"Place an order...don't blink..enjoy!"-- that's how fast the buzzy 10-minute grocery app Zepto promises to deliver items to you via its newest offering called 'Cafe' if you live in Mumbai. Zepto claims it has already championed the 10-minute grocery delivery concept. Despite facing intense criticism over the instant delivery concept, this new concept has resonated well with industry leaders like Swiggy, Zomato and others, and they are rethinking their strategy of delivering grocery and other services.
The buzz around 10-minute delivery service is so strong that almost all top food delivery startups have come up with their version of quick commerce. Zomato officially entered the 10-minute delivery space last month. Blinkit, earlier named Grofers, also promises to deliver groceries in 10 minutes.
Swiggy has launched Instamart, while BigBasket has come up with BB Now. Bhavish Aggarwal-led Ola also launched its Qcommerce platform called Ola Dash. Amid this rush towards instant service, what's the concept behind quick commerce, how does it differ from the original idea of delivering services and what are the concerns around this idea?
Here’s an explainer.
What’s the 10-minute online delivery concept
Zepto's quick commerce model works on the Cafe format, where you can buy ready-to-eat items such as tea, coffee, biscuits and sandwiches, and other packaged snacks and drinks. But, it does not claim to deliver food items in 10 minutes. The company's core idea is the delivery of groceries in 10-minutes. The idea has caught the attention of bigger rivals like Zomato and Swiggy. Going a step ahead, Zomato has claimed it'll offer delivery of food items like biryani, momos, instant noodles, bread omelette, etc, in 10 minutes.

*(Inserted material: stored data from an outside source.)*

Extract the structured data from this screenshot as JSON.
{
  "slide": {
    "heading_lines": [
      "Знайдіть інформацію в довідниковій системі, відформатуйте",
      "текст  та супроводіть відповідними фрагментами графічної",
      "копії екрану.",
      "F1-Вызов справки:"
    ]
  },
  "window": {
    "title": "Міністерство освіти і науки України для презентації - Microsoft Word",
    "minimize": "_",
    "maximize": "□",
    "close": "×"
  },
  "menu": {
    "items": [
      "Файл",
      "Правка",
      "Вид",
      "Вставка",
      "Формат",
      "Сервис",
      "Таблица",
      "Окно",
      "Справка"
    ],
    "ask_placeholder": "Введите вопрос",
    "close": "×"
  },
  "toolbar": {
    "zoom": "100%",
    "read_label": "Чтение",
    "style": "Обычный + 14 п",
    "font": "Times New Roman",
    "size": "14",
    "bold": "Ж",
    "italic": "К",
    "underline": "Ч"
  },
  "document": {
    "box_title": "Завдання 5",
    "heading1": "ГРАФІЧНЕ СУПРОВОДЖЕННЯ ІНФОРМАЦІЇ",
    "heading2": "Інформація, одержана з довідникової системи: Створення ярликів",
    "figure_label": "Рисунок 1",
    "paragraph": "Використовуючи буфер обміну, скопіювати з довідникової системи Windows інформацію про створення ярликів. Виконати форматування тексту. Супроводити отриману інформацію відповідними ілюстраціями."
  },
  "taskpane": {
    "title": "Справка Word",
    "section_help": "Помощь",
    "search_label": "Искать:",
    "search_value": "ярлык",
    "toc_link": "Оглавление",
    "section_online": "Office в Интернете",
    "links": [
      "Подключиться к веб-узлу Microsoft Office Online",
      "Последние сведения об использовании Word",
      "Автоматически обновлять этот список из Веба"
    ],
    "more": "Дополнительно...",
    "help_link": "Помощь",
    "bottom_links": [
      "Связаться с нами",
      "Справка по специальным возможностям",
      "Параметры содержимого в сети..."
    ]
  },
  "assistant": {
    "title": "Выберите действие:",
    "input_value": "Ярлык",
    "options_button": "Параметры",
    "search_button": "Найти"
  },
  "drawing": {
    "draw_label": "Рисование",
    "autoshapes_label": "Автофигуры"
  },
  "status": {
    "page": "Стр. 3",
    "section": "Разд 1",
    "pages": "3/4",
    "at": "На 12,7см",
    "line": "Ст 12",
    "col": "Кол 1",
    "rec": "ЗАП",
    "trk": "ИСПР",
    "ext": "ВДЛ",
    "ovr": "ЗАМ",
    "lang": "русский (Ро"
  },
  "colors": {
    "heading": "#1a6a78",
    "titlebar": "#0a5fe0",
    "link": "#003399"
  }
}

Blinkit was among the first ones to start the 10-minute grocery delivery trend, soon others also followed the line. Now Swiggy's Instamart service, active in Delhi-NCR, Bengaluru, Hyderabad, Mumbai, Pune and Chennai, delivers essentials in 15-30 minutes. Similarly, Tata Digital-owned BigBasket launched BB Now to deliver instant groceries in 10-20 minutes. It promises to pay 5% cashback -- with some terms and conditions -- in case of failure in delivering services in time.
India's quick commerce market also caught Bhavish Aggarwal’s attention and his company came up with Ola Dash, earlier known as Ola Store. It offers delivery of a wide array of products, including a selection of fresh produce, snacks, beverages, instant food, home care products and cooking essentials.
What's behind criticism of 10-minute delivery
Though the fast delivery of services is good from a customer's point of view, it can set a dangerous precedent, which can have devastating effects on delivery partners' well being in the long run, say industry watchers. These delivery partners, who often pull 10-12 hours shift every day, are already under immense stress. Complaints are lodged against riders every day for flouting traffic norms as they are often in rush to deliver household items within the deadline.
They are at constant risk of accidents. Low income, the rising cost of living and high fuel prices and issues in personal lives can take a toll on such individuals, say health experts. Not to forget the issues that could arise with the quality of services.
Though no such official data has been put out in the public domain, companies claim the almost negligible number of road accidents involving delivery partners as compared to the orders processed every day.
Experts, however, say that rather than focusing on the delivery of grocery items in 10 minutes, and rising people's lives, the focus should be on the delivery of essential services like ambulances or medicines in the shortest possible time, as they could save many lives.
Scepticism behind the 10-minute model
The Qcommerce model would not work beyond Tier-1 cities, which will ultimately limit companies' expansion plans, say sceptics. The questions are being asked if India's internet users need these kinds of services at all. However, the companies like Zepto are betting big on mini-warehouse models, which it said have helped in achieving high customer experience metrics. With a total addressable market of about $45 billion in just 2 metros currently, the E-commerce market is also bound to increase as companies expand to other bigger cities. However, logistics challenges, quality issues and safety concerns are the prime areas where they need to work.